According to merger documents filed with the United States Securities and Exchange Commission (SEC) on Wednesday, February 18, the arrangement establishes a 12-month “Continuation Period” to protect employees transitioning into the combined entity. This period ensures that compensation and key benefits remain largely unchanged, providing a measure of certainty during a potentially disruptive corporate integration.
IHS Towers, which employed 2,864 people globally as of December 31, 2024, operates in multiple emerging markets. The assurances are particularly significant in countries such as Nigeria, where both MTN and IHS play a central role in maintaining telecom infrastructure, and where workforce stability is crucial to ongoing operations.
The London-headquartered tower company manages approximately 39,000 telecom towers across Africa, the Middle East, and Latin America, with Nigeria as its largest market. If the merger is completed, MTN will gain greater control over this extensive network of towers, deepening its vertical integration and strengthening its strategic command over critical connectivity infrastructure across the continent.
Under Section 6.7 of the merger agreement, MTN is required to maintain employees’ base salaries or hourly wages, short-term cash incentive opportunities, and benefits—including health, retirement, and welfare plans—at levels no less favourable than those in place before the transaction closes. Certain localised benefits, such as defined benefit pensions, are excluded, but the company has committed to preserving the core compensation framework.
The agreement also addresses severance and equity awards. Existing IHS severance arrangements will continue to apply, ensuring employees terminated during the Continuation Period receive benefits at least as favourable as pre-merger policies. Vested stock options and restricted stock units are expected to be converted into cash payments, while unvested awards may be transformed into cash-based retention incentives, continuing to vest on original schedules to promote continuity.

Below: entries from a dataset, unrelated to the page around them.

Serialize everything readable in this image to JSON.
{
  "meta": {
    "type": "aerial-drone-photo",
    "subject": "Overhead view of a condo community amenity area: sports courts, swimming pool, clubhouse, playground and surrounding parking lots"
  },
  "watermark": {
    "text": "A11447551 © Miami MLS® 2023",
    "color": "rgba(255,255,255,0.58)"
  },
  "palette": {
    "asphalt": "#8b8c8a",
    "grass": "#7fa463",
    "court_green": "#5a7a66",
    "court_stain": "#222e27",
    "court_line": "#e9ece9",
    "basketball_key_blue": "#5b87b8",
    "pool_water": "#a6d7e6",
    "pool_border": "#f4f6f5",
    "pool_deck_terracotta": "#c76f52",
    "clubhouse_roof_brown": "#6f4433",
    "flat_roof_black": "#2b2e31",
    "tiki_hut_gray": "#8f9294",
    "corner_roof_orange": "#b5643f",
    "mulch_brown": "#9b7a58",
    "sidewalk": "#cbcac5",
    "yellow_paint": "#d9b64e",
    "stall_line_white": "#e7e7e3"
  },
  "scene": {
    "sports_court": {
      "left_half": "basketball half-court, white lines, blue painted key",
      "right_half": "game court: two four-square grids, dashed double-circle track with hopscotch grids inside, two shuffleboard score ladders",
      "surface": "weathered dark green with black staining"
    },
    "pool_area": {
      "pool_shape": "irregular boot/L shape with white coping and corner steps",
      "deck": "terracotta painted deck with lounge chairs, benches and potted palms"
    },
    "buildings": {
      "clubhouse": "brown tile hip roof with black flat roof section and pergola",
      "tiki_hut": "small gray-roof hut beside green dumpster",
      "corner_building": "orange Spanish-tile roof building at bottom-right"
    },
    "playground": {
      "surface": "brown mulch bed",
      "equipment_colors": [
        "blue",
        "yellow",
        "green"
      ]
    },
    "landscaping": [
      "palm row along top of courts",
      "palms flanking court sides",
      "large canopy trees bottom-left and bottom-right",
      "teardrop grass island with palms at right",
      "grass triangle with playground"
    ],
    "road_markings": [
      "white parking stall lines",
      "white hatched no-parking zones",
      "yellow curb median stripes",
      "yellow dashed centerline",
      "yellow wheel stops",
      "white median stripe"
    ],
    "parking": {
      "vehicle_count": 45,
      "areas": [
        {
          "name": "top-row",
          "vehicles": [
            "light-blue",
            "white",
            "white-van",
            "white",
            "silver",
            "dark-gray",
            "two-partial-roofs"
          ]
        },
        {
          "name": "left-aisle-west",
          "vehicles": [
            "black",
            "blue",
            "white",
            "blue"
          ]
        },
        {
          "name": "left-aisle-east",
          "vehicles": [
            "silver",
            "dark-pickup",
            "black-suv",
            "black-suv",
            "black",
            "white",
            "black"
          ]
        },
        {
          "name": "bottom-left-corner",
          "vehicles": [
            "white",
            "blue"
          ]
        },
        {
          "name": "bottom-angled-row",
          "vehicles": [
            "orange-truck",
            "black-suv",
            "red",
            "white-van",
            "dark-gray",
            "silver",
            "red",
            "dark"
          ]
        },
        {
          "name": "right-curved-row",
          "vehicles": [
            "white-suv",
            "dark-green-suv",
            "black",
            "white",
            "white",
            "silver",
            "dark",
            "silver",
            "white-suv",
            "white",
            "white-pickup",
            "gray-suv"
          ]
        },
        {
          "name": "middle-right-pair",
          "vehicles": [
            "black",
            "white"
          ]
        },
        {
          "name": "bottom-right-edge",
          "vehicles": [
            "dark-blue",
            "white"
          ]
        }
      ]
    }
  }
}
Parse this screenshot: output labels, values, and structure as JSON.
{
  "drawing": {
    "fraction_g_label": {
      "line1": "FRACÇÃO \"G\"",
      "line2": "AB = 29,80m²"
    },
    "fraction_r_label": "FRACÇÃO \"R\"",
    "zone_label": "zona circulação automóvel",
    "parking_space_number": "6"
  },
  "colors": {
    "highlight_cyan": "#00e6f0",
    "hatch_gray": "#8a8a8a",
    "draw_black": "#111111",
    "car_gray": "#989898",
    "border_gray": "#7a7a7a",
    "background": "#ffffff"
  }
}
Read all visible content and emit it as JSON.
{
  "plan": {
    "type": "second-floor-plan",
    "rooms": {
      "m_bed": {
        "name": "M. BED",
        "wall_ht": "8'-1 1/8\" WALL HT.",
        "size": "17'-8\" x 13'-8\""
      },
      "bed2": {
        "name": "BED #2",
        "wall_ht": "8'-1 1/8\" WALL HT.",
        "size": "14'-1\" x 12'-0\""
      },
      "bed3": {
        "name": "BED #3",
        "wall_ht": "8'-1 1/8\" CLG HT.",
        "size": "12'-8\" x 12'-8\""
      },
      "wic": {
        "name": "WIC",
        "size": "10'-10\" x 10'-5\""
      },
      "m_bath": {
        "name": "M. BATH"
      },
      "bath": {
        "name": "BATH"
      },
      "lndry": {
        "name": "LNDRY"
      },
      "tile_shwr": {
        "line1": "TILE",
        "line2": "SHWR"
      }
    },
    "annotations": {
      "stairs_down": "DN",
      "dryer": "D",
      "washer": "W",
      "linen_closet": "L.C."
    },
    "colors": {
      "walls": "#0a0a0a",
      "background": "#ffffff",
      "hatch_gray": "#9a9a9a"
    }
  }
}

Additionally, MTN will recognise prior years of service at IHS for purposes such as benefit eligibility, vesting, and vacation accrual, ensuring employees’ tenure is preserved post-merger.
While the 12-month protections do not prevent future restructuring, they signal MTN’s intent to maintain operational stability during integration. Regulatory review is also anticipated in key markets such as Nigeria, where authorities will examine compliance with labour laws and change-of-control requirements.
The deal represents a major step in MTN’s expansion, bringing one of the world’s largest independent tower operators under its control and reshaping the telecom infrastructure landscape in emerging markets.